Les proches doivent comprendre ce qui se trame dans le cerveau de leur ami·e ou de leur parent·e aux prises avec une addiction. L’ambivalence est un symptôme clé de l’addiction : la personne vit un conflit entre, d’un côté, des arguments en faveur du maintien de la consommation et, de l’autre, le constat qu’elle doit faire quelque chose au risque de tout perdre. L’attitude la plus problématique des proches consiste à vouloir convaincre et donner des conseils. Pour sortir d’une addiction, la personne doit absolument parvenir à se persuader elle-même de renoncer à la consommation. Si les proches interviennent dans cette négociation, l’individu souffrant d’addiction risque de se sentir dépossédé ou privé de sa liberté de choix. En somme, l’erreur est de vouloir agir à la place de l’autre. Il s’agit pour les proches d’éviter de juger, de faire pression, d’infantiliser ou de parler constamment des consommations. Les proches peuvent très bien exprimer leur ressenti, dans des moments apaisés où le dialogue est possible, mais doivent éviter de dire à la personne ce qu’elle doit faire. Il faut avant tout faire preuve de patience, garder confiance et rester empathique, autant que possible.
Comment agir pour prévenir les addictions?

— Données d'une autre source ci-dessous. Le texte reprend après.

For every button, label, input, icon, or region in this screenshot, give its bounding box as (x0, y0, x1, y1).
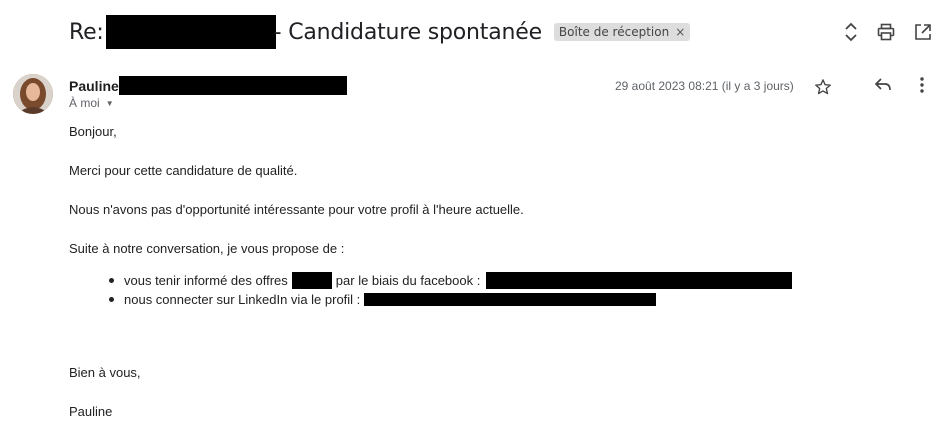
bullet-text: par le biais du facebook : (335, 273, 481, 288)
email-date: 29 août 2023 08:21 (il y a 3 jours) (615, 79, 794, 93)
email-subject: Re: - Candidature spontanée Boîte de réc… (69, 14, 691, 50)
redacted-block (291, 272, 332, 289)
list-item: nous connecter sur LinkedIn via le profi… (109, 290, 792, 309)
body-line: Suite à notre conversation, je vous prop… (69, 241, 345, 256)
body-line: Merci pour cette candidature de qualité. (69, 163, 298, 178)
remove-label-icon[interactable]: × (675, 25, 685, 39)
bullet-text: nous connecter sur LinkedIn via le profi… (124, 292, 361, 307)
body-line: Nous n'avons pas d'opportunité intéressa… (69, 202, 524, 217)
recipient-details[interactable]: À moi ▼ (69, 96, 114, 110)
body-closing: Bien à vous, (69, 365, 141, 380)
star-icon[interactable] (814, 78, 832, 96)
sender-first-name: Pauline (69, 77, 119, 94)
subject-suffix: - Candidature spontanée (273, 19, 542, 45)
redacted-block (118, 76, 347, 95)
subject-prefix: Re: (69, 19, 104, 45)
open-in-new-icon[interactable] (914, 23, 932, 41)
unfold-icon[interactable] (843, 22, 859, 42)
redacted-block (105, 15, 276, 49)
recipient-label: À moi (69, 96, 100, 110)
sender-name: Pauline (69, 76, 347, 95)
body-signature: Pauline (69, 404, 113, 419)
chevron-down-icon[interactable]: ▼ (106, 99, 114, 108)
list-item: vous tenir informé des offres par le bia… (109, 271, 793, 290)
body-bullet-list: vous tenir informé des offres par le bia… (109, 271, 793, 309)
bullet-text: vous tenir informé des offres (124, 273, 288, 288)
redacted-link[interactable] (364, 293, 657, 306)
redacted-link[interactable] (486, 272, 793, 289)
reply-icon[interactable] (874, 77, 892, 93)
label-text: Boîte de réception (558, 25, 670, 39)
more-vert-icon[interactable] (920, 77, 924, 93)
body-greeting: Bonjour, (69, 124, 117, 139)
avatar[interactable] (13, 74, 53, 114)
inbox-label-chip[interactable]: Boîte de réception × (553, 23, 691, 41)
print-icon[interactable] (877, 23, 895, 41)
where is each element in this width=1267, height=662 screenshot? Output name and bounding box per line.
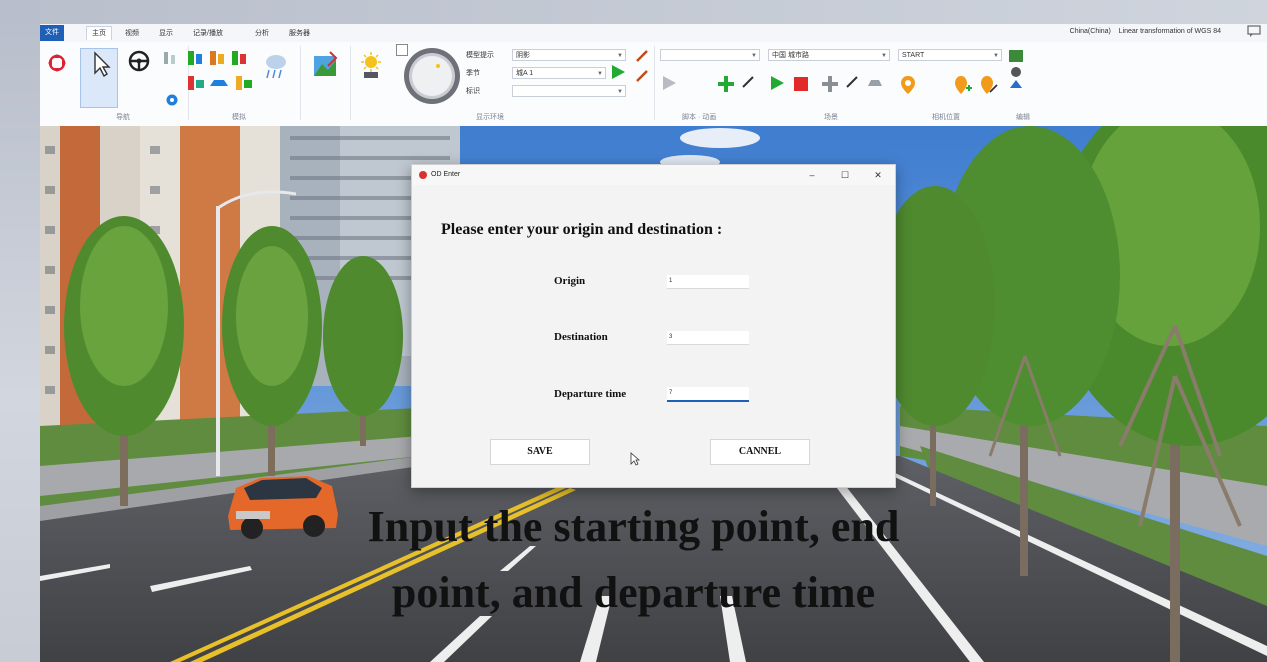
group-separator	[300, 46, 301, 120]
group-label-display-env: 显示环境	[476, 114, 504, 121]
origin-label: Origin	[554, 275, 586, 287]
marker-select[interactable]: ▼	[512, 85, 626, 97]
save-button[interactable]: SAVE	[490, 439, 590, 465]
chat-icon[interactable]	[1245, 25, 1263, 41]
edit-pen-icon[interactable]	[844, 74, 860, 90]
group-label-scene: 场景	[824, 114, 838, 121]
group-label-navigation: 导航	[116, 114, 130, 121]
chevron-down-icon: ▼	[993, 53, 999, 59]
dialog-heading: Please enter your origin and destination…	[441, 221, 723, 238]
group-label-camera: 相机位置	[932, 114, 960, 121]
vehicle-icons[interactable]	[186, 74, 258, 92]
start-select[interactable]: START ▼	[898, 49, 1002, 61]
caption-line-2: point, and departure time	[391, 568, 876, 617]
model-hint-value: 阴影	[516, 52, 530, 59]
script-select[interactable]: ▼	[660, 49, 760, 61]
group-label-edit: 编辑	[1016, 114, 1030, 121]
app-icon	[419, 171, 427, 179]
simulator-window: 文件 主页 视频 显示 记录/播放 分析 服务器 China(China) Li…	[40, 24, 1267, 662]
origin-input[interactable]: 1	[667, 275, 749, 289]
traffic-light-icons[interactable]	[186, 50, 246, 66]
model-hint-select[interactable]: 阴影 ▼	[512, 49, 626, 61]
crs-readout: China(China) Linear transformation of WG…	[1070, 28, 1221, 35]
close-button[interactable]: ✕	[863, 165, 893, 185]
chevron-down-icon: ▼	[617, 89, 623, 95]
apply-play-icon[interactable]	[610, 64, 626, 80]
od-enter-dialog: OD Enter – ☐ ✕ Please enter your origin …	[411, 164, 896, 488]
environment-map-icon[interactable]	[312, 50, 338, 80]
edit-tools-icon[interactable]	[1008, 48, 1026, 98]
stop-icon[interactable]	[792, 75, 810, 93]
add-location-icon[interactable]	[952, 74, 972, 96]
tab-server[interactable]: 服务器	[284, 27, 315, 40]
maximize-button[interactable]: ☐	[830, 165, 860, 185]
signal-icon[interactable]	[162, 50, 178, 66]
location-pin-icon[interactable]	[898, 74, 918, 96]
outer-frame-top	[0, 0, 1267, 24]
season-value: 城A 1	[516, 70, 534, 77]
pen-icon[interactable]	[634, 68, 650, 84]
settings-gear-icon[interactable]	[164, 92, 180, 108]
pen-icon[interactable]	[634, 48, 650, 64]
model-hint-label: 模型提示	[466, 52, 494, 59]
edit-location-icon[interactable]	[978, 74, 998, 96]
tab-record-play[interactable]: 记录/播放	[188, 27, 228, 40]
chevron-down-icon: ▼	[881, 53, 887, 59]
tab-display[interactable]: 显示	[154, 27, 178, 40]
add-gray-icon[interactable]	[820, 74, 840, 94]
menu-bar: 文件 主页 视频 显示 记录/播放 分析 服务器 China(China) Li…	[40, 24, 1267, 43]
departure-time-input[interactable]: 7	[667, 387, 749, 402]
season-label: 季节	[466, 70, 480, 77]
ribbon: 模型提示 季节 标识 阴影 ▼ 城A 1 ▼ ▼ ▼ 中国 城市路 ▼ STAR…	[40, 42, 1267, 127]
destination-label: Destination	[554, 331, 608, 343]
start-value: START	[902, 52, 925, 59]
tab-video[interactable]: 视频	[120, 27, 144, 40]
marker-label: 标识	[466, 88, 480, 95]
outer-frame-left	[0, 0, 40, 662]
crs-transform: Linear transformation of WGS 84	[1118, 28, 1221, 35]
scene-value: 中国 城市路	[772, 52, 809, 59]
group-separator	[350, 46, 351, 120]
cancel-button[interactable]: CANNEL	[710, 439, 810, 465]
chevron-down-icon: ▼	[617, 53, 623, 59]
chevron-down-icon: ▼	[597, 71, 603, 77]
time-of-day-dial[interactable]	[402, 46, 462, 106]
crs-region: China(China)	[1069, 28, 1111, 35]
season-select[interactable]: 城A 1 ▼	[512, 67, 606, 79]
dialog-title: OD Enter	[431, 171, 461, 178]
tab-analysis[interactable]: 分析	[250, 27, 274, 40]
destination-input[interactable]: 3	[667, 331, 749, 345]
play-disabled-icon	[660, 74, 678, 92]
chevron-down-icon: ▼	[751, 53, 757, 59]
tab-home[interactable]: 主页	[86, 26, 112, 40]
rotate-icon[interactable]	[46, 52, 68, 74]
tab-file[interactable]: 文件	[40, 25, 64, 41]
group-separator	[654, 46, 655, 120]
steering-wheel-icon[interactable]	[128, 50, 150, 72]
sun-icon[interactable]	[358, 50, 384, 80]
minimize-button[interactable]: –	[797, 165, 827, 185]
add-icon[interactable]	[716, 74, 736, 94]
scene-select[interactable]: 中国 城市路 ▼	[768, 49, 890, 61]
caption-line-1: Input the starting point, end	[367, 502, 900, 551]
mouse-cursor-icon	[630, 452, 641, 466]
dialog-title-bar[interactable]: OD Enter – ☐ ✕	[412, 165, 895, 185]
group-label-script: 脚本 · 动画	[682, 114, 717, 121]
edit-pen-icon[interactable]	[740, 74, 756, 90]
vehicle-gray-icon[interactable]	[866, 75, 884, 91]
play-icon[interactable]	[768, 74, 786, 92]
departure-time-label: Departure time	[554, 388, 627, 400]
group-label-simulation: 模拟	[232, 114, 246, 121]
weather-display-icon[interactable]	[264, 52, 288, 82]
select-mode-button[interactable]	[80, 48, 118, 108]
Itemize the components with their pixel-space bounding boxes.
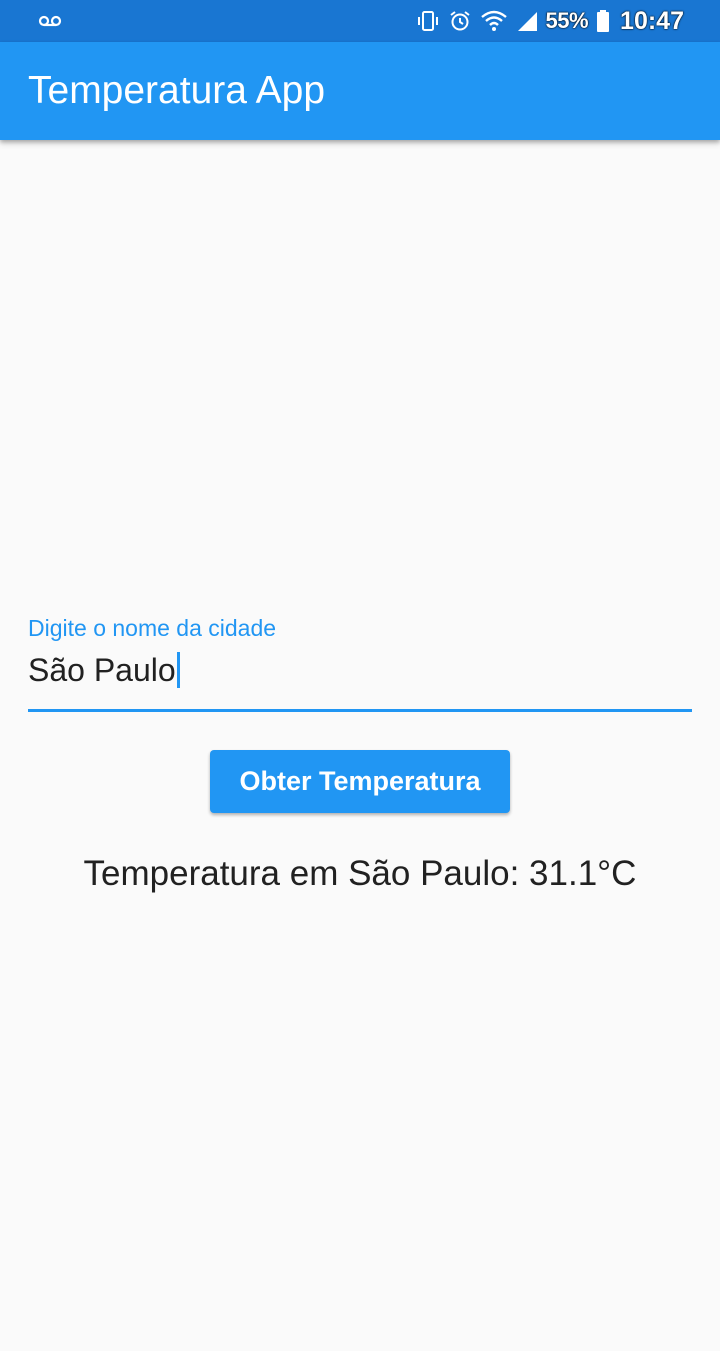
app-bar: Temperatura App <box>0 42 720 140</box>
app-title: Temperatura App <box>28 69 326 112</box>
temperature-result: Temperatura em São Paulo: 31.1°C <box>83 854 637 893</box>
city-field-underline <box>28 709 692 712</box>
wifi-icon <box>480 9 508 33</box>
get-temperature-button[interactable]: Obter Temperatura <box>210 750 510 813</box>
city-field[interactable]: Digite o nome da cidade São Paulo <box>28 612 692 714</box>
status-right: 55% 10:47 <box>416 6 684 36</box>
status-bar: 55% 10:47 <box>0 0 720 42</box>
status-time: 10:47 <box>620 6 684 35</box>
status-left <box>38 10 62 32</box>
battery-icon <box>596 9 610 33</box>
battery-percent: 55% <box>545 8 589 33</box>
text-cursor <box>176 652 180 688</box>
alarm-icon <box>448 9 472 33</box>
city-input-value: São Paulo <box>28 652 176 688</box>
city-input[interactable]: São Paulo <box>28 650 180 690</box>
signal-icon <box>516 10 538 32</box>
voicemail-icon <box>38 15 62 36</box>
vibrate-icon <box>416 9 440 33</box>
city-field-label: Digite o nome da cidade <box>28 615 277 641</box>
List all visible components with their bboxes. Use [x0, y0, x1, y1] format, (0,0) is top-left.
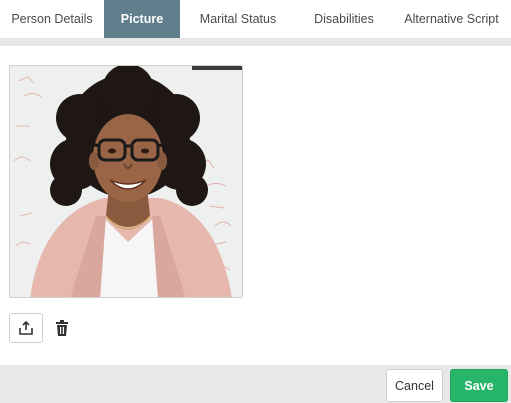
tab-marital-status[interactable]: Marital Status	[180, 0, 296, 38]
trash-icon	[56, 320, 68, 336]
profile-picture	[9, 65, 243, 298]
tab-disabilities[interactable]: Disabilities	[296, 0, 392, 38]
save-button[interactable]: Save	[450, 369, 508, 402]
profile-photo-image	[10, 66, 242, 297]
upload-icon	[19, 320, 33, 335]
tab-bar-divider	[0, 38, 511, 46]
tab-bar: Person Details Picture Marital Status Di…	[0, 0, 511, 38]
tab-person-details[interactable]: Person Details	[0, 0, 104, 38]
tab-alternative-script[interactable]: Alternative Script	[392, 0, 511, 38]
tab-picture[interactable]: Picture	[104, 0, 180, 38]
cancel-button[interactable]: Cancel	[386, 369, 443, 402]
delete-button[interactable]	[52, 316, 72, 340]
upload-button[interactable]	[9, 313, 43, 343]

Bien qu’il s’agisse d’un problème majeur de santé publique, la population est, de façon générale, peu informée sur les substances pouvant générer une addiction. L’école, par exemple, aborde rarement ce sujet. Cela implique que les individus sont finalement assez naïfs et manquent de nuances sur les consommations d’alcool et de drogues. Il faudrait davantage expliquer ce que sont ces produits, aussi attractifs que dangereux lorsqu’ils sont trop consommés, susceptibles de mener à un véritable esclavage. C’est pour cette raison que je trouvais important d’écrire un livre qui s’adresse au plus grand nombre. Il est capital de mieux appréhender les addictions, pour soi et pour nos proches, afin de mieux s’en protéger ou de mieux les gérer.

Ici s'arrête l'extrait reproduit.